John Coats, the owner of Rainwater Systems in Austin, said his business has doubled in the past year, mostly from people who live outside Austin's city limits.
He said he sells rainwater collection systems that range from $10,000 for a system with an 8,000-gallon tank to $40,000 for one with four 10,000-gallon tanks.
But rain has been scarce. By this time of year, Camp Mabry in west Austin has usually received just over 23 inches of rain, but it has had only about 13 inches, said Bob Rose, a meteorologist with the Lower Colorado River Authority.
That doesn't bother Grenga, a 52-year-old retired Army captain who grew up in Youngstown, Ohio, and has a bachelor's degree in biology and a master's in zoology from Ohio State University. She moved to Sunset Valley in 1998.
She said she became interested in collecting rainwater after tasting it for the first time in 2003 at a sustainable building seminar in Austin.

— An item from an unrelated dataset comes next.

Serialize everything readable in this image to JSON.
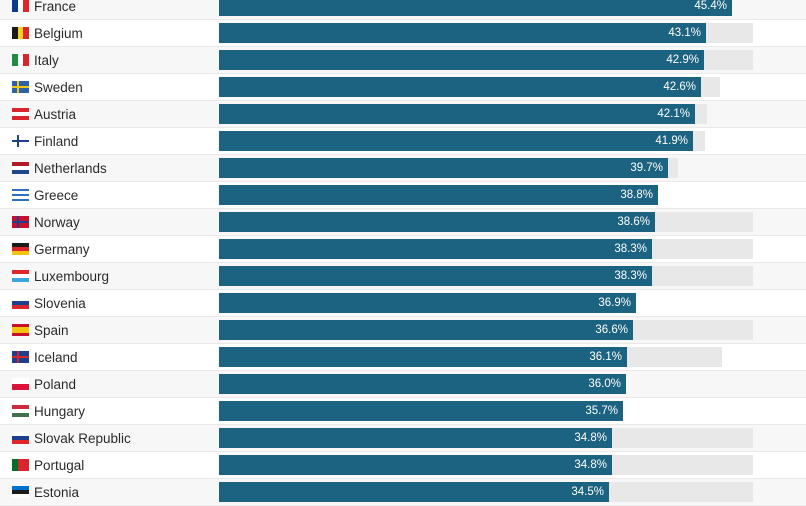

She started her own dual water collection system, which captures water for plants and for drinking, in 2004.
Grenga said she can collect about 505 gallons of rainwater at a time with a system that cost her about $189 because she already had many of the supplies. She has an online business that sells rainwater collection and sustainable living supplies.
During storms July 23 and Aug. 23, Grenga said, she siphoned the water out of the barrels and through a cloth filter into jars and then put the jars out in the sun for three days so the ultraviolet radiation could kill any bacteria or algae. Using ultraviolet radiation to filter water is an accepted method worldwide, she said.
The water then goes through a purifier called a Black Berkey system that uses carbon filtration before it is ready to drink.
She doesn't water her grass; the only plants she waters outside are a few she is growing in pots, a struggling rosebush and a tiny fig tree in her backyard.
Grenga said she takes many of her showers at Barton Springs Pool after her daily swim and only uses her washing machine every three weeks.
"I don't recommend anyone live like this, but I think it's fun," she said. "Tap water tastes pretty gruesome to me it tastes like chlorine. I crave my own rainwater now."